Not your average MRI

Budakian is organizing the 2015 NanoMRI Conference, a five-day conference being held this week at the Institute for Quantum Computing. The field is so new that this is only the fifth NanoMRI Conference, and the first at the University of Waterloo.

Doctors have used magnetic resonance imaging for more than 30 years to diagnose a range of health problems, from cancer to knee injuries. Since the body is mostly water, and water is mostly hydrogen, magnetic resonance scanning produces remarkably detailed images as hydrogen atoms shift from aligned to relaxed states under bursts of certain radio frequencies.

But that’s the massively big picture.

Budakian and his colleagues work at an entirely different level — the nano scale — where atoms form molecules in the quantum realm. Squint at a millimetre on a ruler and try to grasp that it is a million times larger than a nanometer.

The electromagnetic properties of single molecules, or small groups of molecules, are too weak to be picked up by conventional means.

So researchers, such as the ones gathering for the NanoMRI Conference, want to develop technology that causes the molecular world to reveal itself in far greater detail. Three-dimensional scans at the molecular level, for example, would dramatically broaden what’s known about viruses and proteins, possibly changing the way medicine manages disease.

Faster computers, smarter sensors

“To have that kind of information would be transformative,” Budakian says.

Research into nanoMRI isn’t limited to nano-scale microscopy. Budakian says it has applications in the progress of super-fast quantum computing, and the development of acutely sensitive sensors.

Injected into the body, nano-sized, diamond-based sensors could tune into malfunctioning cells.
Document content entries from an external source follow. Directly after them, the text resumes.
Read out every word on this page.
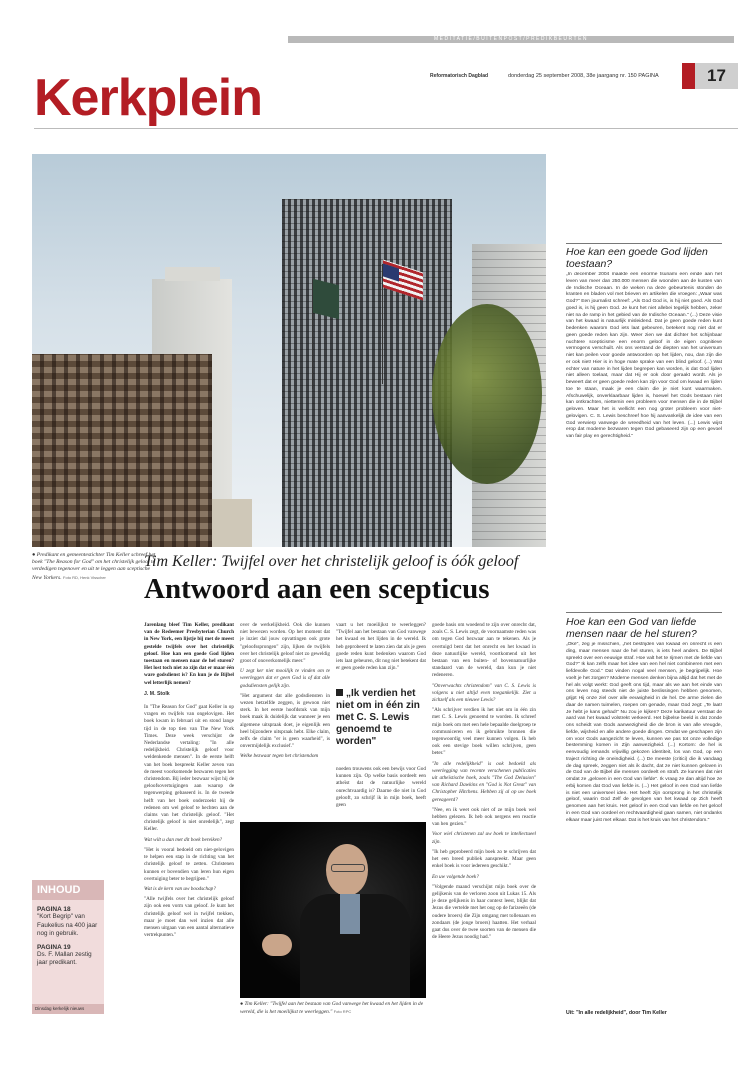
MEDITATIE/BUITENPOST/PREDIKBEURTEN
Reformatorisch Dagblad	donderdag 25 september 2008, 38e jaargang nr. 150 PAGINA	17
Kerkplein
● Predikant en gemeentestichter Tim Keller schreef het boek "The Reason for God" om het christelijk geloof te verdedigen tegenover en uit te leggen aan sceptische New Yorkers. Foto RD, Henk Visscher
Tim Keller: Twijfel over het christelijk geloof is óók geloof
Antwoord aan een scepticus
INHOUD
PAGINA 18
"Kort Begrip" van Faukelius na 400 jaar nog in gebruik.
PAGINA 19
Ds. F. Mallan zestig jaar predikant.
Dinsdag kerkelijk nieuws

Jarenlang bleef Tim Keller, predikant van de Redeemer Presbyterian Church in New York, een lijstje bij met de meest gestelde twijfels over het christelijk geloof. Hoe kan een goede God lijden toestaan en mensen naar de hel sturen? Het lost toch niet zo zijn dat er maar één ware godsdienst is? En kun je de Bijbel wel letterlijk nemen?

J. M. Stolk

In "The Reason for God" gaat Keller in op vragen en twijfels van ongelovigen. Het boek kwam in februari uit en stond lange tijd in de top tien van The New York Times. Deze week verschijnt de Nederlandse vertaling: "In alle redelijkheid. Christelijk geloof voor weldenkende mensen". In de eerste helft van het boek bespreekt Keller zeven van de meest voorkomende bezwaren tegen het christendom. Bij ieder bezwaar wijst hij de geloofsovertuigingen aan waarop de tegenwerping gebaseerd is. In de tweede helft van het boek onderzoekt hij de redenen om wel geloof te hechten aan de claims van het christelijk geloof. "Het christelijk geloof is niet onredelijk", zegt Keller.

Wat wilt u dan met dit boek bereiken?

"Het is vooral bedoeld om niet-gelovigen te helpen een stap in de richting van het christelijk geloof te zetten. Christenen kunnen er bovendien van leren hun eigen overtuiging beter te begrijpen."

Wat is de kern van uw boodschap?

"Alle twijfels over het christelijk geloof zijn ook een vorm van geloof. Je kunt het christelijk geloof wel in twijfel trekken, maar je moet dan wel inzien dat alle mensen uitgaan van een aantal alternatieve vertrekpunten."

over de werkelijkheid. Ook die kunnen niet bewezen worden. Op het moment dat je inziet dal jouw opvattingen ook grote "geloofssprongen" zijn, lijken de twijfels over het christelijk geloof niet zo geweldig groot of onoverkomelijk meer."

U zegt ker niet mooilijk te vinden om te weerleggen dat er geen God is of dat alle godsdiensten gelijk zijn.

"Het argument dat alle godsdiensten in wezen hetzelfde zeggen, is gewoon niet sterk. In het eerste hoofdstuk van mijn boek maak ik duidelijk dat wanneer je een algemene uitspraak doet, je eigenlijk een heel bijzondere uitspraak hebt. Elke claim, zelfs de claim "er is geen waarheid", is onvermijdelijk exclusief."

Welke bezwaar tegen het christendom

vaart u het moeilijkst te weerleggen? "Twijfel aan het bestaan van God vanwege het kwaad en het lijden in de wereld. Ik heb geprobeerd te laten zien dat als je geen goede reden kunt bedenken waarom God iets laat gebeuren, dit nog niet betekent dat er geen goede reden kan zijn."

„Ik verdien het niet om in één zin met C. S. Lewis genoemd te worden"

noeden trouwens ook een bewijs voor God kunnen zijn. Op welke basis oordeelt een atheïst dat de natuurlijke wereld onrechtvaardig is? Daarne die niet in God gelooft, zo schrijf ik in mijn boek, heeft geen

● Tim Keller: "Twijfel aan het bestaan van God vanwege het kwaad en het lijden in de wereld, die is het moeilijkst te weerleggen." Foto RPC

goede basis om woedend te zijn over onrecht dat, zoals C. S. Lewis zegt, de voornaamste reden was om tegen God bezwaar aan te tekenen. Als je overtuigd bent dat het onrecht en het kwaad in deze natuurlijke wereld, voortkomend uit het bestaan van een buiten- of bovennatuurlijke standaard van de wereld, dan kun je niet redeneren.

"Onverwachts christendom" van C. S. Lewis is volgens u niet altijd even toegankelijk. Ziet u zichzelf als een nieuwe Lewis?

"Als schrijver verdien ik het niet om in één zin met C. S. Lewis genoemd te worden. Ik schreef mijn boek om met een hele bepaalde doelgroep te communiceren en ik gebruikte bronnen die tegenwoordig veel meer kunnen volgen. Ik heb ook een stevige boek willen schrijven, geen beter."

"In alle redelijkheid" is ook bedoeld als weerlegging van recente verschenen publicaties uit atheïstische hoek, zoals "The God Delusion" van Richard Dawkins en "God is Not Great" van Christopher Hitchens. Hebben zij al op uw boek gereageerd?

"Nee, en ik weet ook niet of ze mijn boek wel hebben gelezen. Ik heb ook nergens een reactie van hen gezien."

Voor wiel christenen zal uw boek te intellectueel zijn.

"Ik heb geprobeerd mijn boek zo te schrijven dat het een breed publiek aanspreekt. Maar geen enkel boek is voor iedereen geschikt."

En uw volgende boek?

"Volgende maand verschijnt mijn boek over de gelijkenis van de verloren zoon uit Lukas 15. Als je deze gelijkenis in haar context leest, blijkt dat Jezus die vertelde met het oog op de farizeeën (de oudere broers) die Zijn omgang met tollenaars en zondaars (de jonge broers) haatten. Het verhaal gaat dus over de twee soorten van de mensen die de Heere Jezus noodig had."

Hoe kan een goede God lijden toestaan?
„In december 2004 maakte een enorme tsunami een einde aan het leven van meer dan 250.000 mensen die woonden aan de kusten van de Indische Oceaan. In de weken na deze gebeurtenis stonden de kranten en bladen vol met brieven en artikelen die vroegen: „Waar was God?" Een journalist schreef: „Als God God is, is hij niet goed. Als God goed is, is hij geen God. Je kunt het niet allebei tegelijk hebben, zeker niet na de ramp in het gebied van de Indische Oceaan." (...) Deze visie van het kwaad is natuurlijk misleidend. Dat je geen goede reden kunt bedenken waarom God iets laat gebeuren, betekent nog niet dat er geen goede reden kan zijn. Weer zien we dat dichter het schijnbaar nuchtere scepticisme een enorm geloof in de eigen cognitieve vermogens verschuilt. Als ons verstand de diepten van het universum niet kan peilen voor goede antwoorden op het lijden, nou, dan zijn die er ook niet! Hier is in hoge mate sprake van een blind geloof. (...) Wat echter van nature in het lijden begrepen kan worden, is dat God lijden niet alleen toelaat, maar dat Hij er ook door geraakt wordt. Als je beweert dat er geen goede reden kan zijn voor God om kwaad en lijden toe te staan, maak je een claim die je niet kunt waarmaken. Afschuwelijk, onverklaarbaar lijden is, hoewel het Gods bestaan niet kan ontkrachten, niettemin een probleem voor mensen die in de Bijbel geloven. Maar het is wellicht een nog groter probleem voor niet-gelovigen. C. S. Lewis beschreef hoe hij aanvankelijk de idee van een God verwierp vanwege de wreedheid van het leven. (...) Lewis wijst erop dat moderne bezwaren tegen God gebaseerd zijn op een gevoel van fair play en gerechtigheid."
Hoe kan een God van liefde mensen naar de hel sturen?
„Oké", zeg je misschien, „het bestrijden van kwaad en onrecht is een ding, maar mensen naar de hel sturen, is iets heel anders. De Bijbel spreekt over een eeuwige straf. Hoe valt het te rijmen met de liefde van God?" Ik kan zelfs maar het idee van een hel niet combineren met een liefdevolle God." Dat vinden nogal veel mensen, je begrijpelijk. Hoe voelt je het zorgen? Moderne mensen denken bijna altijd dat het met de hel als volgt werkt: God geeft ons tijd, maar als we aan het einde van ons leven nog steeds niet de juiste beslissingen hebben genomen, grijpt Hij onze ziel over alle eeuwigheid in de hel. De arme zielen die daar de namen tuimelen, roepen om genade, maar God zegt: „Te laat! Je hebt je kans gehad!" Nu zou je kijken? Deze karikatuur verstaat de aard van het kwaad volstrekt verkeerd. Het bijbelse beeld is dat zonde ons scheidt van Gods aanwezigheid die de bron is van alle vreugde, liefde, wijsheid en alle andere goede dingen. Omdat we geschapen zijn om voor Gods aangezicht te leven, kunnen we pas tot onze volledige bestemming komen in Zijn aanwezigheid. (...) Kortom: de hel is eenvoudig iemands vrijwillig gekozen identiteit, los van God, op een traject richting de oneindigheid. (...) De meeste (critici) die ik vandaag de dag spreek, zeggen niet als ik dacht, dat ze niet kunnen geloven in de God van de Bijbel die mensen oordeelt en straft. Ze kunnen dat niet omdat ze „geloven in een God van liefde". Ik vraag ze dan altijd hoe ze erbij komen dat God van liefde is. (...) Het geloof in een God van liefde is niet een universeel idee. Het heeft zijn oorsprong in het christelijk geloof, waarin God Zelf de gevolgen van het kwaad op Zich heeft genomen aan het kruis. Het geloof in een God van liefde en het geloof in een God van oordeel en rechtvaardigheid gaan samen, niet ondanks elkaar maar juist met elkaar. Dat is het kruis van het christendom."
Uit: "In alle redelijkheid", door Tim Keller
Applied to materials, they could measure stress before things break.

The NanoMRI conference brings together scientists from different areas of nano-scale research to collaborate. More than 100 participants are expected this year, more than half of them students. The schedule includes 30 speakers.

Speaking sessions fill the mornings and evenings, leaving afternoons open for participants to meet and share ideas.

“It’s meant to give people time to digest what they’ve heard, to talk to people about what they do,” Budakian said “We have high-quality talks and a lot of open space to interact. That’s where the impact of the conference is.”